On 2023/03/07 03:45:02 Neng Lu wrote:
> Hi Penghui,
> 
> Thanks for your question.
> 
> One case is failure recovery for a windowing function.
> 
> A windowing function will ack message until its window is emitted. If the window function fails due to issues such as OOM and restarts, it has a massive backlog to catch up. And the function will never be able to recover itself since the backlog keeps growing and it keeps OOM.
> 
> Our user prefers an automatic way for recovery, given they are okay with skipping some backlog data. (This is acceptable in IoT cases). Also, Users may deploy hundreds of functions in their environment. Manually resetting the cursor is not scalable and is a heavy burden for the on-call person in such cases. 
> 
> Hope the above use case can help provide some more context regarding the change.
> 
> On 2023/03/03 03:51:35 PengHui Li wrote:
> > Hi Neng,
> > 
> > Thanks for raising up the discussion
> > 
> > > In certain failure cases, the function needs to skip all the content
> > between the last successfully acked message and the latest message in the
> > topic in order to skip the huge backlog and quick recovery.
> > 
> > Do you have some real cases that can help us to understand it
> > is necessary to introduce a new flag? Another possibility is users
> > can use pulsar admin to reset the cursor to the latest position,
> > Why will it not work for users? 
> > 
> > Regards,
> > Penghui
> > 
> > > On Mar 1, 2023, at 10:16, Neng Lu <nl...@apache.org> wrote:
> > > 
> > > In certain failure cases, the function needs to skip all the content
> > > between the last successfully acked message and the latest message in the
> > > topic in order to skip the huge backlog and quick recovery.
> > 
> > 
> 

Re: [Discussion] Allowing configure if function consumer should skip to latest

Posted by Neng Lu <nl...@apache.org>.
Hi Penghui,

Thanks for your question.

One case is failure recovery for a windowing function.

A windowing function will ack message until its window is emitted. If the window function fails due to issues such as OOM and restarts, it has a massive backlog to catch up. And the function will never be able to recover itself since the backlog keeps growing and it keeps OOM.

Our user prefers an automatic way for recovery, given they are okay with skipping some backlog data. (This is acceptable in IoT cases). Also, Users may deploy hundreds of functions in their environment. Manually resetting the cursor is not scalable and is a heavy burden for the on-call person in such cases. 

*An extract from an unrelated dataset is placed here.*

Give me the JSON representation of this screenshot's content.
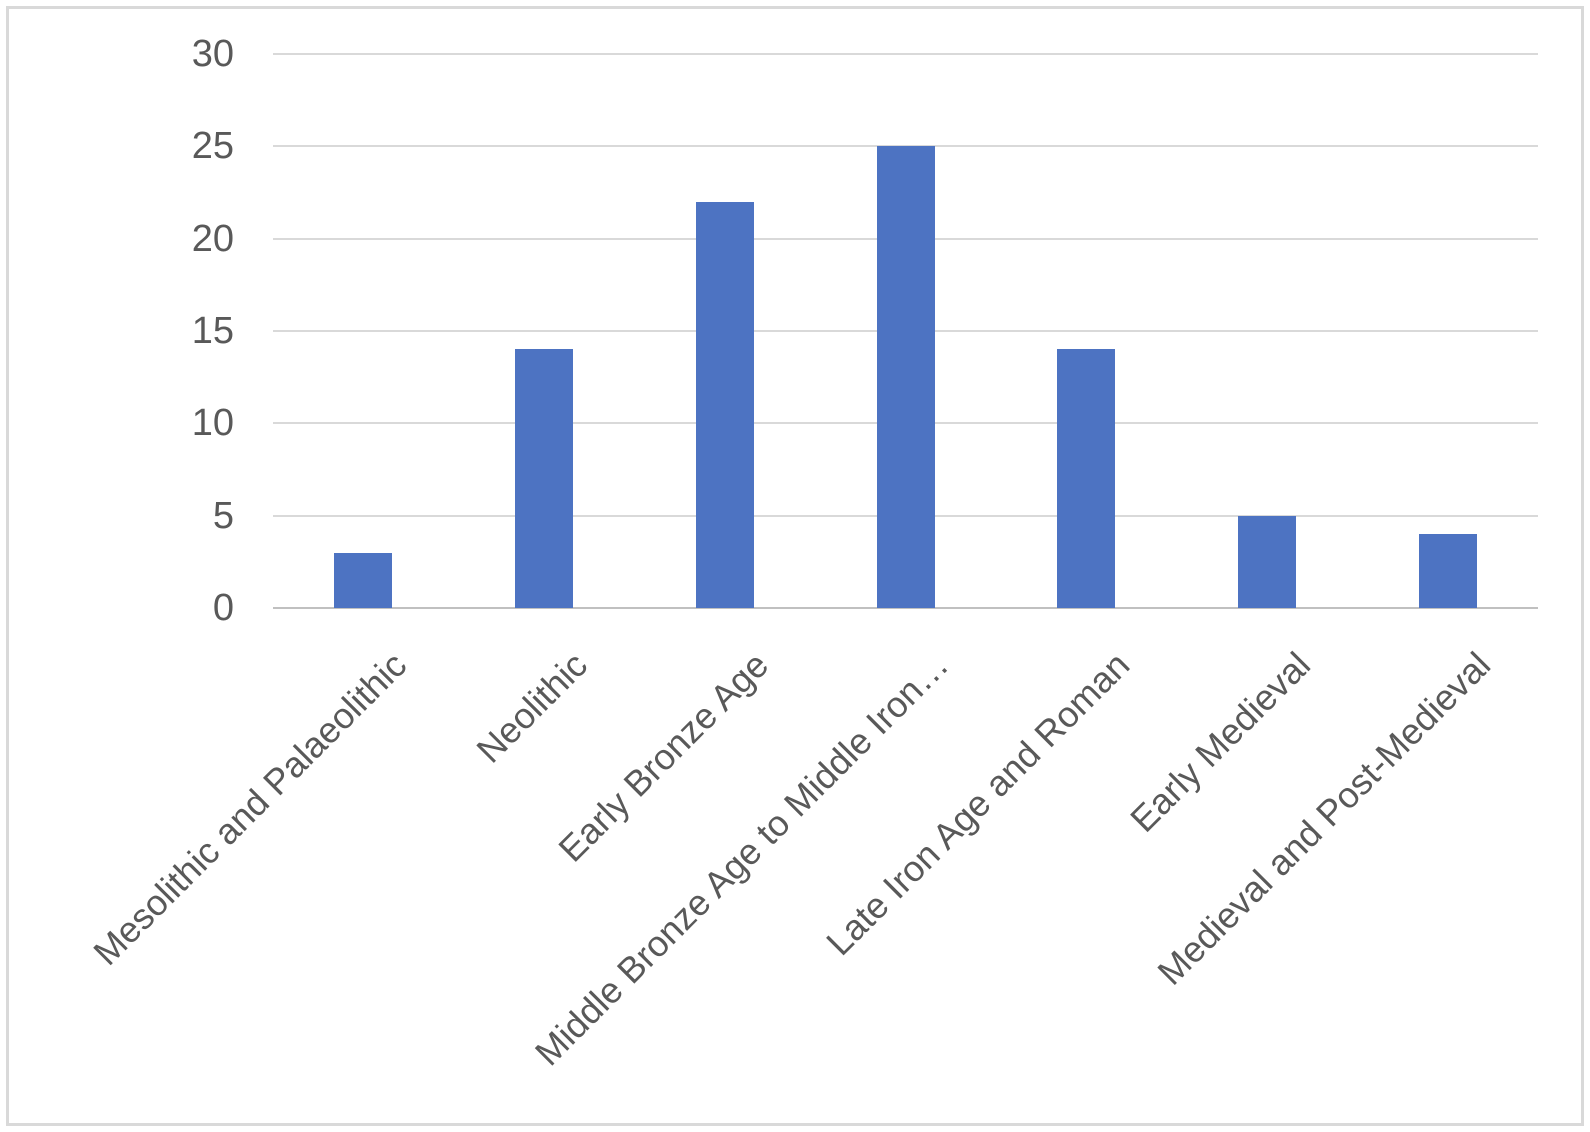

Hope the above use case can help provide some more context regarding the change.

On 2023/03/03 03:51:35 PengHui Li wrote:
> Hi Neng,
> 
> Thanks for raising up the discussion
> 
> > In certain failure cases, the function needs to skip all the content
> between the last successfully acked message and the latest message in the
> topic in order to skip the huge backlog and quick recovery.
> 
> Do you have some real cases that can help us to understand it
> is necessary to introduce a new flag? Another possibility is users
> can use pulsar admin to reset the cursor to the latest position,
> Why will it not work for users? 
> 
> Regards,
> Penghui
> 
> > On Mar 1, 2023, at 10:16, Neng Lu <nl...@apache.org> wrote:
> > 
> > In certain failure cases, the function needs to skip all the content
> > between the last successfully acked message and the latest message in the
> > topic in order to skip the huge backlog and quick recovery.
> 
> 

Re: [Discussion] Allowing configure if function consumer should skip to latest

Posted by PengHui Li <co...@gmail.com>.
Hi Neng,

Thanks for raising up the discussion

> In certain failure cases, the function needs to skip all the content
between the last successfully acked message and the latest message in the
topic in order to skip the huge backlog and quick recovery.

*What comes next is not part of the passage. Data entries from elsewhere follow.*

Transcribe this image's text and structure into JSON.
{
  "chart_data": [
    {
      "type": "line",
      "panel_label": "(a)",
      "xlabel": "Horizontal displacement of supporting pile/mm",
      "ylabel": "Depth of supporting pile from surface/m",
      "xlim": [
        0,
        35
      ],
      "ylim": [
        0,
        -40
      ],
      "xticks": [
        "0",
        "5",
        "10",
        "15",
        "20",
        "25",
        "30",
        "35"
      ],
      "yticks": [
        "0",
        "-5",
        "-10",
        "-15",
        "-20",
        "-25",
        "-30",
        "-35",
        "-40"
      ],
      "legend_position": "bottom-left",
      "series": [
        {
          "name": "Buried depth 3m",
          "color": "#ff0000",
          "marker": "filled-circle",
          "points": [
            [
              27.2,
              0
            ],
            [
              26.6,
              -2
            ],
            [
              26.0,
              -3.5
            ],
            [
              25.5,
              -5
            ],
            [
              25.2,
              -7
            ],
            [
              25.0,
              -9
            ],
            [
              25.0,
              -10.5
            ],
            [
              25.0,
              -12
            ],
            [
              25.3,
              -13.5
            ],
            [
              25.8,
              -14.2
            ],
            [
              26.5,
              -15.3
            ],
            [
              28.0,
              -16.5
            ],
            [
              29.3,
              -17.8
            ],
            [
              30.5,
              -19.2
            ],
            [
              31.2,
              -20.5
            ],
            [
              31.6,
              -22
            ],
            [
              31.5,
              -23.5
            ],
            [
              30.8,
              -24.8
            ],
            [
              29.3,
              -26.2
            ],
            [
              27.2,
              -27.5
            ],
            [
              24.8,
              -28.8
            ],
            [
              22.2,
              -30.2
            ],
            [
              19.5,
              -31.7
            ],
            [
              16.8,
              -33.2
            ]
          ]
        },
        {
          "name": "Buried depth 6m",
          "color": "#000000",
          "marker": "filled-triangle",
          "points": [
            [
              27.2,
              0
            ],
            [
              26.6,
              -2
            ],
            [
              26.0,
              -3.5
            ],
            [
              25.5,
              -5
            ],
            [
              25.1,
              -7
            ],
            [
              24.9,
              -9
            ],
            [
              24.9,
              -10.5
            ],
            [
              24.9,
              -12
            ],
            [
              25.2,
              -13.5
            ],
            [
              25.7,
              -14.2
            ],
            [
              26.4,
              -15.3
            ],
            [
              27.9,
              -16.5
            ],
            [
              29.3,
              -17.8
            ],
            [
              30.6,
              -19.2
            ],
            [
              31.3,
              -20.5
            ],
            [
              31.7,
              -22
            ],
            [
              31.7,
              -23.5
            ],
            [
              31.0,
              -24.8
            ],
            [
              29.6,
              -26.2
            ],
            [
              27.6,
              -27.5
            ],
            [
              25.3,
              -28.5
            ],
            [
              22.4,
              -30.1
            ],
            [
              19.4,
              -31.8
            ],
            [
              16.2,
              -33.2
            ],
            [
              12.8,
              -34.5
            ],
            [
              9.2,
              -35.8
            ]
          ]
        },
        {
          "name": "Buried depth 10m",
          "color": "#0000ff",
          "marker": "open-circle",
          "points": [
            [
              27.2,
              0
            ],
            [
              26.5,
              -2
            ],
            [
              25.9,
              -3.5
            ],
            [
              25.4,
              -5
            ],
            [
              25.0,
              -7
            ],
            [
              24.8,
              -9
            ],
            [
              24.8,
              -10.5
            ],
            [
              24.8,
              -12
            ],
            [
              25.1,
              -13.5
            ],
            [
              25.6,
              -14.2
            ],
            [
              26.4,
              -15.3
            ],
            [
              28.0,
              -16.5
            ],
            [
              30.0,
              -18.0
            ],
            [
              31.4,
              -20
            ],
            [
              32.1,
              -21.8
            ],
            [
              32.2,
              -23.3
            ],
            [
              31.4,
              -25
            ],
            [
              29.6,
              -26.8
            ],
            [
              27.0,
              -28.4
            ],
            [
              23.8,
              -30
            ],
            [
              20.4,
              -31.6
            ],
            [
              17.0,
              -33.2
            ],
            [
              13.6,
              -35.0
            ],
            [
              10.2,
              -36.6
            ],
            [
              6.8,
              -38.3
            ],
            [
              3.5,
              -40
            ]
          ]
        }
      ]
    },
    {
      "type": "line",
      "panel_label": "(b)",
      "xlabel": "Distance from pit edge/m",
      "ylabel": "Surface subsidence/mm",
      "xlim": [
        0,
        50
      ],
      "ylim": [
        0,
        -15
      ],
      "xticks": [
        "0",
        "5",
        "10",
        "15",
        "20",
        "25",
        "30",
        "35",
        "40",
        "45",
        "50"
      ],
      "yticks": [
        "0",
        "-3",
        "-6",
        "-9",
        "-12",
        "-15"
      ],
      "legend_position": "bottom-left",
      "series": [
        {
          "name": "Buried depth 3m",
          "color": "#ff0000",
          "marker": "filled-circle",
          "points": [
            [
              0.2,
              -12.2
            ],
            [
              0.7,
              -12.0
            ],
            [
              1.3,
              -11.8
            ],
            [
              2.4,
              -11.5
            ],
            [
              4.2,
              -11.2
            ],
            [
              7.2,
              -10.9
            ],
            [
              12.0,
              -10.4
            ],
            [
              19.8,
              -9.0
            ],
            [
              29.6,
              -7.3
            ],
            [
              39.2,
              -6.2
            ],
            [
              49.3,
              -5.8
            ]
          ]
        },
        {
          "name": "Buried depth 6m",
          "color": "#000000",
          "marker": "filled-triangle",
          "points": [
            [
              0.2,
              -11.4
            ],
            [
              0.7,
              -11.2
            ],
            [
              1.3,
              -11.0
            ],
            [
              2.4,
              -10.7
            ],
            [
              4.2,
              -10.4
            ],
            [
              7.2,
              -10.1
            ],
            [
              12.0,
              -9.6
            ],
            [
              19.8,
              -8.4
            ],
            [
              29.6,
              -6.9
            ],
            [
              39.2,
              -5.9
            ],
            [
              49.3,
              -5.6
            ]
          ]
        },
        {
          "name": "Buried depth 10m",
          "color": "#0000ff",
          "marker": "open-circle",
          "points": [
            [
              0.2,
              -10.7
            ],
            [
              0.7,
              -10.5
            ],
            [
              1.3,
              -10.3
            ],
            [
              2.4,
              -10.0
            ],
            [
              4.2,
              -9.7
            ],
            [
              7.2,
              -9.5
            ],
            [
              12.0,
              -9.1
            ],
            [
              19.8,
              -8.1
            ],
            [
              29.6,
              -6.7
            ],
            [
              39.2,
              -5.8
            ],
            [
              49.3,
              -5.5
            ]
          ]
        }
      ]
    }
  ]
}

Do you have some real cases that can help us to understand it
is necessary to introduce a new flag? Another possibility is users
can use pulsar admin to reset the cursor to the latest position,
Why will it not work for users? 

Regards,
Penghui

> On Mar 1, 2023, at 10:16, Neng Lu <nl...@apache.org> wrote:
> 
> In certain failure cases, the function needs to skip all the content
> between the last successfully acked message and the latest message in the
> topic in order to skip the huge backlog and quick recovery.